Using asap3 with the Atomic Simulation Environment¶
Asap version 3 is a collection of drop-in calculators for the Atomic Simulation Environment (ASE). In addition, a number of analysis tools are provided, and tools for parallel simulations.
Importing Asap¶
Most of Asap’s objects are importable directly from the main module:
from ase import Atoms
from asap3 import EMT, FullNeighborLists
Using the Asap calculators¶
Asap calculators are used as any other calculator in ase, this is best demonstrated by an example, see A simple example of an Asap simulation. See also the list of supported calculators (Potentials).

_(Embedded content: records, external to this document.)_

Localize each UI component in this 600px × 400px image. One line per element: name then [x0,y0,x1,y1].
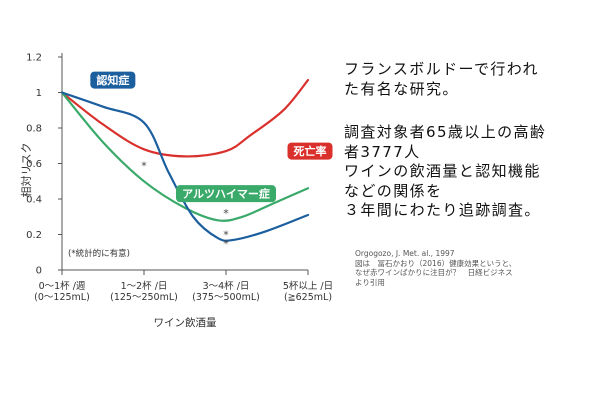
y-tick-label: 1.2 [26,53,42,64]
series-tag-dementia [90,71,136,89]
source-line: より引用 [355,277,385,287]
x-tick-label: 5杯以上 /日 [283,280,333,292]
y-axis-label: 相対リスク [19,143,33,198]
series-tag-label-dementia: 認知症 [96,73,129,87]
series-tag-mortality [287,142,333,160]
note-line: などの関係を [344,181,443,200]
series-tag-label-alzheimers: アルツハイマー症 [182,187,270,201]
series-line-alzheimers [60,91,310,222]
x-tick-label: 0～1杯 /週 [39,280,86,292]
source-citation: Orgogozo, J. Met. al., 1997 図は 冨石かおり（2016… [355,249,516,287]
x-tick-label: 3～4杯 /日 [203,280,250,292]
significance-marker: * [141,159,147,172]
x-axis-label: ワイン飲酒量 [154,316,217,329]
note-line: ワインの飲酒量と認知機能 [344,162,541,180]
source-line: Orgogozo, J. Met. al., 1997 [355,249,455,258]
series-tag-label-mortality: 死亡率 [294,144,327,158]
x-tick-label: (125～250mL) [110,292,178,303]
y-tick-label: 0.6 [26,159,42,170]
note-line: フランスボルドーで行われ [344,60,539,78]
significance-marker: * [223,237,229,250]
y-tick-label: 0.2 [26,230,42,241]
x-tick-label: (0～125mL) [34,292,90,303]
study-note-details: 調査対象者65歳以上の高齢 者3777人 ワインの飲酒量と認知機能 などの関係を ３年間… [344,123,546,221]
chart-axes: 0 0.2 0.4 0.6 0.8 1 1.2 0～1杯 /週(0～125mL) 1～2杯 /日… [19,53,333,330]
source-line: 図は 冨石かおり（2016）健康効果というと、 [355,258,517,268]
x-tick-label: 1～2杯 /日 [121,280,168,292]
note-line: た有名な研究。 [344,79,459,98]
series-line-dementia [60,91,310,242]
y-tick-label: 0 [36,266,42,277]
x-tick-label: (≧625mL) [284,292,332,303]
y-tick-label: 0.8 [26,124,42,135]
series-layer: **** [60,79,310,250]
y-tick-label: 0.4 [26,195,42,206]
note-line: 者3777人 [344,142,421,161]
series-line-mortality [60,79,310,158]
note-line: 調査対象者65歳以上の高齢 [344,123,547,141]
significance-note: (*統計的に有意) [68,248,130,259]
significance-marker: * [223,207,229,220]
y-tick-label: 1 [36,88,42,99]
series-tag-alzheimers [176,185,276,203]
note-line: ３年間にわたり追跡調査。 [344,201,541,219]
source-line: なぜ赤ワインばかりに注目が？ 日経ビジネス [355,268,513,277]
significance-marker: * [223,229,229,242]
x-tick-label: (375～500mL) [192,292,260,303]
study-note-intro: フランスボルドーで行われ た有名な研究。 [344,60,539,99]
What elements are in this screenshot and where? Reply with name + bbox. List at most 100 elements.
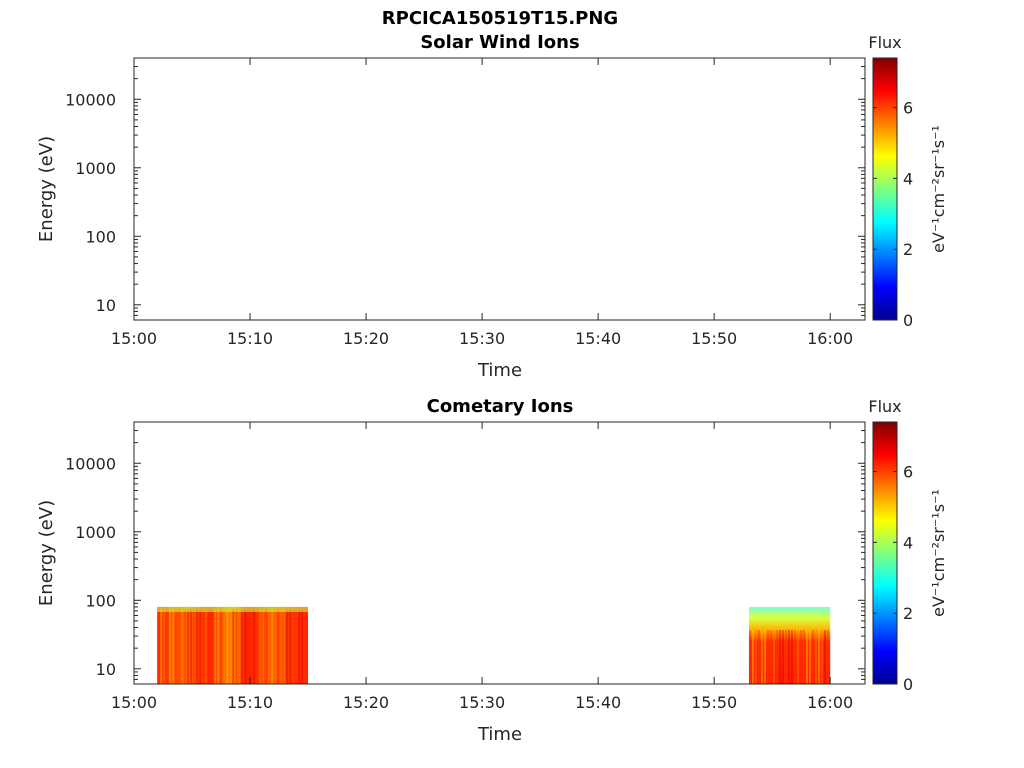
colorbar-tick-label: 6 [903, 99, 913, 118]
flux-streak [178, 608, 181, 684]
flux-streak [208, 608, 211, 684]
plot-frame [133, 57, 866, 321]
flux-streak [826, 630, 829, 684]
y-tick-label: 10000 [65, 90, 116, 109]
x-tick-label: 15:40 [575, 329, 621, 348]
plot-frame [133, 421, 866, 685]
flux-streak [265, 608, 268, 684]
x-axis: 15:00 15:10 15:20 15:30 15:40 15:50 16:00 [111, 58, 853, 348]
flux-streak [226, 608, 229, 684]
x-tick-label: 16:00 [807, 329, 853, 348]
flux-streak [793, 630, 796, 684]
flux-streak [775, 630, 778, 684]
flux-streak [778, 630, 781, 684]
flux-streak [817, 630, 820, 684]
flux-streak [301, 608, 304, 684]
y-tick-label: 1000 [75, 523, 116, 542]
flux-streak [199, 608, 202, 684]
x-tick-label: 15:10 [227, 693, 273, 712]
flux-streak [808, 630, 811, 684]
y-axis: 10 100 1000 10000 [65, 421, 865, 685]
colorbar [872, 421, 898, 685]
x-tick-label: 15:50 [691, 693, 737, 712]
flux-streak [193, 608, 196, 684]
flux-block [157, 606, 309, 684]
colorbar-tick-label: 4 [903, 533, 913, 552]
flux-streak [748, 630, 751, 684]
flux-streak [814, 630, 817, 684]
flux-streak [160, 608, 163, 684]
colorbar-title: Flux [868, 33, 901, 52]
flux-streak [811, 630, 814, 684]
x-tick-label: 15:10 [227, 329, 273, 348]
y-tick-label: 10000 [65, 454, 116, 473]
colorbar-tick-label: 4 [903, 169, 913, 188]
flux-streak [799, 630, 802, 684]
flux-streak [286, 608, 289, 684]
flux-streak [172, 608, 175, 684]
flux-streak [241, 608, 244, 684]
flux-streak [769, 630, 772, 684]
flux-streak [751, 630, 754, 684]
colorbar-tick-label: 2 [903, 604, 913, 623]
colorbar-tick-label: 0 [903, 675, 913, 694]
flux-streak [235, 608, 238, 684]
flux-streak [760, 630, 763, 684]
panel-solar-wind: Solar Wind Ions 15:00 15:10 15:20 15:30 15:4… [36, 32, 948, 381]
flux-streak [292, 608, 295, 684]
flux-streak [271, 608, 274, 684]
flux-streak [244, 608, 247, 684]
flux-streak [787, 630, 790, 684]
flux-block [748, 606, 831, 684]
flux-streak [277, 608, 280, 684]
flux-streak [250, 608, 253, 684]
x-axis: 15:00 15:10 15:20 15:30 15:40 15:50 16:00 [111, 422, 853, 712]
spectrogram-area [157, 606, 831, 684]
flux-streak [766, 630, 769, 684]
panel-cometary: Cometary Ions 15:00 15:10 15:20 15:30 15:40 1… [36, 396, 948, 745]
flux-streak [187, 608, 190, 684]
x-axis-label: Time [477, 724, 522, 745]
flux-streak [205, 608, 208, 684]
x-tick-label: 15:20 [343, 693, 389, 712]
flux-streak [247, 608, 250, 684]
colorbar-units: eV⁻¹cm⁻²sr⁻¹s⁻¹ [929, 489, 948, 617]
flux-streak [823, 630, 826, 684]
x-tick-label: 15:40 [575, 693, 621, 712]
flux-streak [304, 608, 307, 684]
flux-streak [220, 608, 223, 684]
x-tick-label: 15:30 [459, 329, 505, 348]
flux-fringe [748, 606, 831, 612]
flux-streak [772, 630, 775, 684]
y-axis-label: Energy (eV) [36, 136, 57, 242]
colorbar-tick-label: 2 [903, 240, 913, 259]
flux-fringe [157, 606, 309, 612]
flux-streak [790, 630, 793, 684]
flux-streak [802, 630, 805, 684]
y-axis: 10 100 1000 10000 [65, 57, 865, 321]
flux-streak [796, 630, 799, 684]
x-tick-label: 15:50 [691, 329, 737, 348]
flux-streak [196, 608, 199, 684]
flux-streak [184, 608, 187, 684]
flux-streak [805, 630, 808, 684]
flux-streak [757, 630, 760, 684]
flux-streak [259, 608, 262, 684]
y-tick-label: 10 [96, 660, 116, 679]
colorbar [872, 57, 898, 321]
y-tick-label: 10 [96, 296, 116, 315]
flux-streak [190, 608, 193, 684]
flux-streak [268, 608, 271, 684]
flux-streak [232, 608, 235, 684]
flux-streak [253, 608, 256, 684]
flux-streak [820, 630, 823, 684]
x-tick-label: 15:00 [111, 329, 157, 348]
flux-streak [223, 608, 226, 684]
flux-streak [163, 608, 166, 684]
panel-title: Solar Wind Ions [420, 32, 579, 53]
y-tick-label: 1000 [75, 159, 116, 178]
colorbar-title: Flux [868, 397, 901, 416]
flux-streak [229, 608, 232, 684]
x-tick-label: 15:30 [459, 693, 505, 712]
colorbar-tick-label: 6 [903, 463, 913, 482]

Special Asap versions of ASE objects¶
Some standard ASE objects are replaced by Asap’s own versions, either for performance reasons or to support Asap’s parallelization paradigm (see Parallel simulations on clusters using Message Passing).
In particular, be aware of special versions of the dynamics, energy minimization, constraints and I/O classes.
Special Molecular Dynamics classes¶
The following Molecular Dynamics objects should be imported from Asap rather than from ASE:
from asap3.md.verlet import VelocityVerlet
from asap3.md.langevin import Langevin
from asap3.md.npt import NPT
from asap3.md.nvtberendsen import NVTBerendsen
from asap3.md.nptberendsen import NPTBerendsen
Energy minimization classes¶
Most QuasiNewton energy minimization classes will not work well with Asap, as Asap simulations typically contains thousands of atoms, and these algorithms construct a 3N-by-3N matrix where N is the number of atoms. The exceptions are LBFGS and LBFGS_Linesearch which work for serial simulations only. Otherwise, please use FIRE or possibly MDmin:
from asap3.optimize.fire import FIRE
from asap3.optimize.mdmin MDMin
File I/O¶
As file input and output is done through ASE, all normal ASE methods work in serial
simulations. In parallel simulations, data needs to be collected from the
many MPI tasks. A special version of the Trajectory
class has been made for
this:
from asap3.io.trajectory import Trajectory
When attached to a dynamics object, it will output data from both serial and parallel simulations correctly. See also the example Running on parallel computers.
Constraints¶
Most ASE constraints work only in serial simulations. The FixAtoms
constraint is both sensible and useful in large scale simulation, and
a special version has been made:
from asap3.constraints import FixAtoms
It is recommended to use masks rather than indices when creating the constraint, as that is less ambiguous. The indices will be interpreted as indices local to this task.
Constraints in ASAP are only minimally tested, use at your own peril.